La deuxième initiative - «pour un Parlement indépendant des caisses-maladie» veut interdire aux parlementaires fédéraux de «siéger dans l'organe d'administration, de direction ou de surveillance d'un assureur autorisé à pratiquer l'assurance maladie sociale», affirme le texte. Ils ne pourraient pas non plus «recevoir une rémunération sous quelque forme que ce soit» de la part d'un assureur.

«En 2014, 40 parlementaires fédéraux étaient liés à une assurance maladie. Plus d'un tiers des membres des commissions de la santé étaient dans ce cas», d'après le conseiller d'Etat socialiste neuchâtelois Laurent Kurth - qui soutient l'initiative -, lui aussi cité dans une interview de la même édition des journaux neuchâtelois. Des liens qui leur font aujourd'hui passer des intérêts particuliers avant l'intérêt général«, a-t-il ajouté.

La plupart des membres du comité de la première initiative, pour la liberté des cantons, figurent également dans le comité de cette dernière. Une initiative derrière laquelle on trouve également des personnalités issues de différents partis et organisations.

Limite à 10% du revenu

Deux autres textes existent, mais n'en sont pas à un stade aussi avancé. Le Parti socialiste suisse est en train d'élaborer une initiative visant à limiter la charge des primes de l'assurance obligatoire des soins à 10% du revenu disponible des assurés. Ses délégués ont chargé en juin à une très large majorité le comité directeur d'en élaborer le texte.

Ce dernier va notamment étudier l'option d'adapter et harmoniser au niveau national certains critères donnant droit à des réductions individuelles de primes. Il se penchera également sur la possibilité d'augmenter la contribution de la Confédération aux réductions individuelles de primes afin de mieux soutenir les cantons.
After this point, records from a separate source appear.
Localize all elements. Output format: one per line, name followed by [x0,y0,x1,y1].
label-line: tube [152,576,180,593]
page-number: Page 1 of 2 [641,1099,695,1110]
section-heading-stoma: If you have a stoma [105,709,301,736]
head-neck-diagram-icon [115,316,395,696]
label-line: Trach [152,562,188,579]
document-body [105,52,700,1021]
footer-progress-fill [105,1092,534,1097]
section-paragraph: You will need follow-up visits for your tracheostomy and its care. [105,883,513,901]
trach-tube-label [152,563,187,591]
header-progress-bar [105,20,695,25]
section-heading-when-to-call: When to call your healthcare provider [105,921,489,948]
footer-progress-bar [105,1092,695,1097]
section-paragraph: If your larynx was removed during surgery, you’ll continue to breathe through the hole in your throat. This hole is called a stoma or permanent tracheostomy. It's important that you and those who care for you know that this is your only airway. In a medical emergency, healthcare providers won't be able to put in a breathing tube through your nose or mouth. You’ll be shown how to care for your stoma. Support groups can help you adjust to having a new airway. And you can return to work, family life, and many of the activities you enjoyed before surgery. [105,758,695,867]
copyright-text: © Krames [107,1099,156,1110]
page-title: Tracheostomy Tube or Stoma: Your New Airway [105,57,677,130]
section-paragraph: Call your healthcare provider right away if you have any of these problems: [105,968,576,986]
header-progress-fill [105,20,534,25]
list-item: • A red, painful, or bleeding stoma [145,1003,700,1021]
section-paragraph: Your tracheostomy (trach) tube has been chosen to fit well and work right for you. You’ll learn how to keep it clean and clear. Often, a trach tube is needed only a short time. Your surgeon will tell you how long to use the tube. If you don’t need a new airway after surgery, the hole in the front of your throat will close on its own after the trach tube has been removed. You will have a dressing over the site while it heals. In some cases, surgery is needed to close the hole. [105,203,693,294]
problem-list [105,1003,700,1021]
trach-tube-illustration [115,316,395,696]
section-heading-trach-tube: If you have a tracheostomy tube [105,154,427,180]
Une fois le projet plus avancé, l'assemblée des délégués »déterminera en juin ou septembre 2018 si nous allons de l'avant et à quel moment l'initiative sera exactement lancée«, affirme Gaël Bourgeois, secrétaire du PS.

Un frein aux coûts

De son côté, le PDC suisse travaille lui aussi à une initiative. ll veut ancrer dans la Constitution le principe d'un frein aux coûts de la santé. »La santé dans la caisse maladie obligatoire coûte 30 milliards de francs par an. Sur ce montant, l?Office fédéral de la santé publique estime à près de 20%, soit 6 milliards, les économies possibles«, affirme la secrétaire générale du parti Béatrice Wertli.

Avec le système du PDC, dès que les coûts par assuré à la charge de l'assurance obligatoire augmenteraient plus fortement en moyenne annuelle qu?un certain index encore à définir précisément (salaires nominaux, indice des prix, etc.), le Conseil fédéral devrait prendre des mesures de limitation des coûts, en concertation avec les cantons et les partenaires tarifaires.

Cependant, le PDC hésite encore à lancer l'initiative, car deux motions qui vont dans la même direction sont en attente. »Nous voulons tout d'abord épuiser toutes les voies offertes au Parlement. Si nous devions échouer, alors nous ferions appel au peuple", précise-t-elle.